A number of gears connected together are called a gear train. The input (eg a motor) is connected to the driver gear. The output, (eg the wheel of a buggy) is connected to the driven gear.
The photograph below shows a simple gear train made up of a couple of spur gears. These are the common gears (or cogs) that look like wheels with teeth around the rim. Next to it is a diagram showing how you would draw this gear train in an exam.
Where there are two gears of different sizes, the smaller gear will rotate faster than the larger gear. The difference between these two speeds is called the velocity ratio, or the gear ratio, and can be calculated using the number of teeth. The formula is
Gear ratio = the number of teeth on the driven gear divided by the number of teeth on the driver gear.
Gear ratio = 60 ÷ 15 = 4.
In other words, the driver gear revolves four times to make the driven gear revolve once.

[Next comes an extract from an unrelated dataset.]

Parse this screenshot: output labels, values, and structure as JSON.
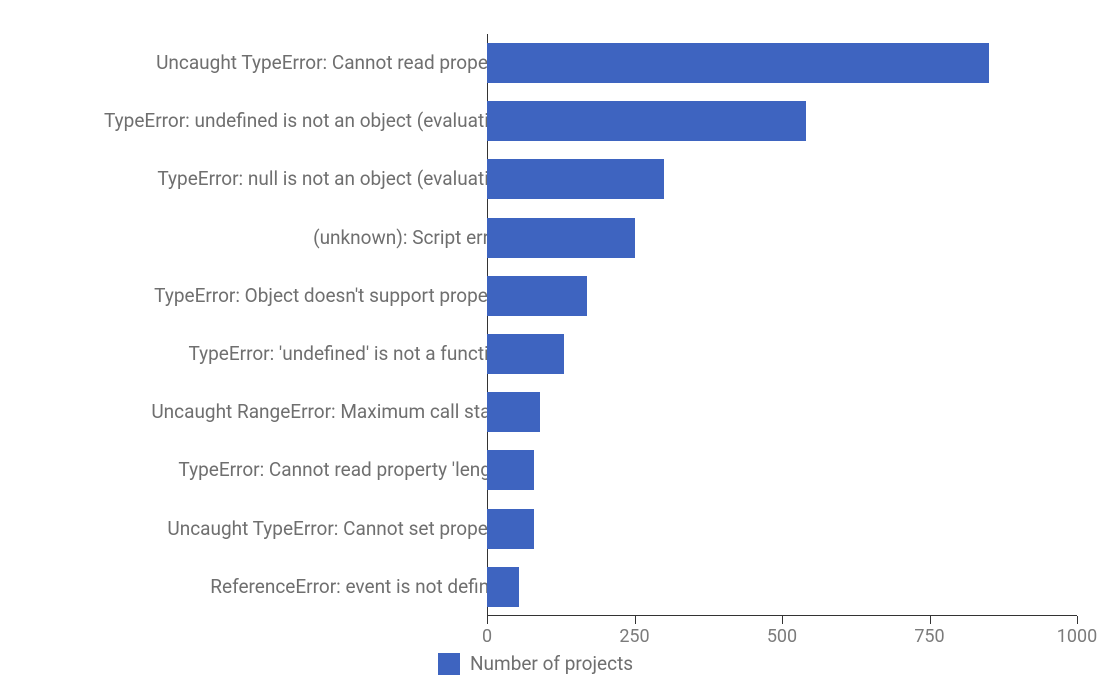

If you know the gear ratio, and the speed input at the driver gear, you can calculate the speed output at the driven gear using the formula:
Output speed = input speed divided by gear ratio
So if the gear ratio is 4 and the driver gear is revolving at 200 rpm then the output speed = 200 ÷ 4 = 50 rpm.
Compound Gear Trains
Where very large speed reductions are required, several pairs of gears can be used in a compound gear train. A small gear drives a large gear. The large gear has a smaller gear on the same shaft. This smaller gear drives a large gear. With each transfer, the speed is significantly reduced.
Rack and Pinion Gears
A pinion is a round cog and the rack is a flat bar with teeth. The driver cog either moves along the rack, as in a rack and pinion (funicular) railway - or else the driver cog moves the rack, as in the steering system in cars. Rack and pinion change rotary motion into linear motion.